“Patients not suffering from anemia before an operation do not need autologous blood donations prior to a primary knee or hip implantation, ” said Friedrich Böttner, of the Hospital for Special Surgery, New York. He was speaking at the 14th Congress of the European Federation of National Associations of Orthopaedics and Traumatology in Istanbul. “Instead, ” he added, “we should concentrate on blood management for patients whose preoperative hemoglobin level is too low.”
Autologous Blood Donations Overused Says N.Y. Doc

Böttner’s advice runs counter to the widespread practice of having autologous blood available during hip and knee replacement surgeries, according to the report in the International Congress for Joint Reconstruction (ICJR) article. In his remarks Böttner pointed out that the blood is generally not used and is then thrown away following the surgery. “This routine measure has not been medically indicated for a long time in all cases and often only leads to an increased transfusion rate, ” he said.

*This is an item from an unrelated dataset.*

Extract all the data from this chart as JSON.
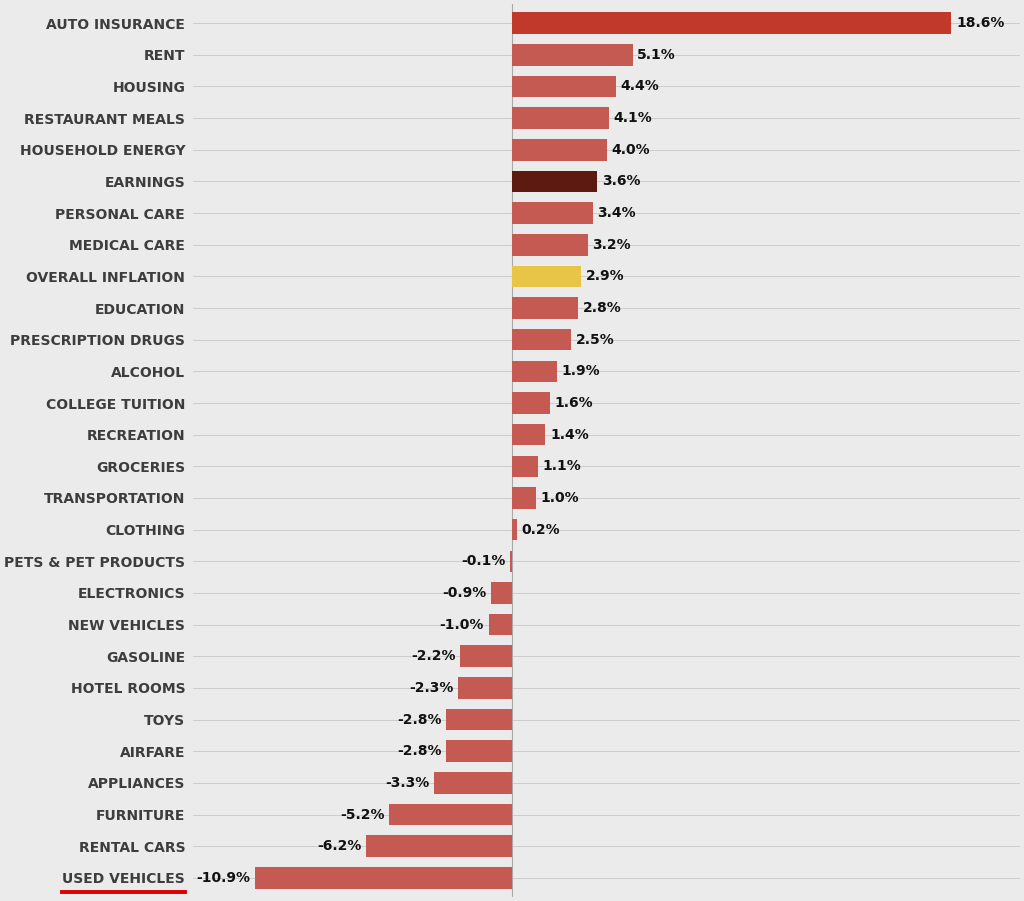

Böttner and his research team conducted a study. “In our study, we investigated the extent to which targeted use of banked blood affected the overall transfusion rate, ” he said. The investigators asked: how frequently do non- anemic patients actually need allogeneic blood transfusions? And how many bottles of blood do patients with a preoperative hemoglobin level of less than 13.5g/dL need?”
The research team analyzed data from more than 429 primary knee replacement procedures between 2009 and 2012. Only patients who were anemic were advised to donate their own blood. Nearly half of them—98 out of 233—did so. The majority of the 185 patients in the non-anemic group did not donate their own blood.

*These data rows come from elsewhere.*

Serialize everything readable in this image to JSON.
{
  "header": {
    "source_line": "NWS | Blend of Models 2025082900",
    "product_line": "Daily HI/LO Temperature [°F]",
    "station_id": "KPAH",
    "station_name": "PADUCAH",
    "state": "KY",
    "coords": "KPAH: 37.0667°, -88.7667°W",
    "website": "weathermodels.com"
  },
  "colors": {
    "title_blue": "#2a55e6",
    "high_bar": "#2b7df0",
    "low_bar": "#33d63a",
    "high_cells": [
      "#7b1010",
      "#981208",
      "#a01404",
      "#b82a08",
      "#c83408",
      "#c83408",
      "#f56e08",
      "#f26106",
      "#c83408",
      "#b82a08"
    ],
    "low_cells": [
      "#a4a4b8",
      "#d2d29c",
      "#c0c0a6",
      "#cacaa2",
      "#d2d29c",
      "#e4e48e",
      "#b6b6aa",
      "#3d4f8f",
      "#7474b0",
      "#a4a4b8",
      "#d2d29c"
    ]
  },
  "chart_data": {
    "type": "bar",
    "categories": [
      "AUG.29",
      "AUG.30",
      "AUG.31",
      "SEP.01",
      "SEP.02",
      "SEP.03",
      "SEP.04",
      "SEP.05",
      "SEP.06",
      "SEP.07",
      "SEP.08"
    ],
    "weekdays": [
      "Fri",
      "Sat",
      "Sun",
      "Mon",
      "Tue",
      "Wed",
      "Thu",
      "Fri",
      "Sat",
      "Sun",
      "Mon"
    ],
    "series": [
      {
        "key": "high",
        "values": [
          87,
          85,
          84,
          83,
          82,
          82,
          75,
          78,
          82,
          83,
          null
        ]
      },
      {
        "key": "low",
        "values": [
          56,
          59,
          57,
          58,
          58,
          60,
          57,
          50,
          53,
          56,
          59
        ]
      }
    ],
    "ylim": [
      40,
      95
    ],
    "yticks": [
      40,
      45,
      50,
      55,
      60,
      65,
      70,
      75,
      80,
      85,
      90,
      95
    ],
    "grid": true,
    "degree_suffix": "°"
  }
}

Only 13 of the 185 non-anemic patients (5.9%) needed an allogeneic blood transfusion during or after the procedure. Significantly more of the anemic subjects in the study did, including 33% of the patients from the anemic group who had not donated blood prior to surgery (44 out of 135 patients). The anemic group (98 patients) that had donated their own blood needed this blood in 71% of the cases.
Autologous blood donation proved highly effective for anemic patients and reduced the allogeneic blood required to 9%, according to the report. “Our findings are in accord with those in other research projects, ” said Böttner. “It is obvious that one can dispense with routine autologous blood donations prior to primary knee and also hip replacement procedures.”
“Targeted use of banked autologous blood is reasonable for both interventions only if patients suffer from anemia and therefore have an increased transfusion risk. Patients can spare themselves autologous blood donations if they have a preoperative hemoglobin level exceeding 12.5 g/dl prior to hip replacement and exceeding13.5 g/dL prior to knee replacement.”

Discussion
This is a fascinating development. In my practice we've seen similar outcomes with the revised protocol. The key differentiator seems to be patient selection criteria. Has anyone else noticed the correlation with BMI thresholds?
Great point. I'd push back slightly on the conclusion, the sample size in the cited study is too small to draw population-level inferences. That said, the directional signal is compelling and worth a larger RCT.
We implemented a similar approach last year. Early results are promising but we're still gathering 12-month follow-up data. Happy to share our protocol if anyone is interested.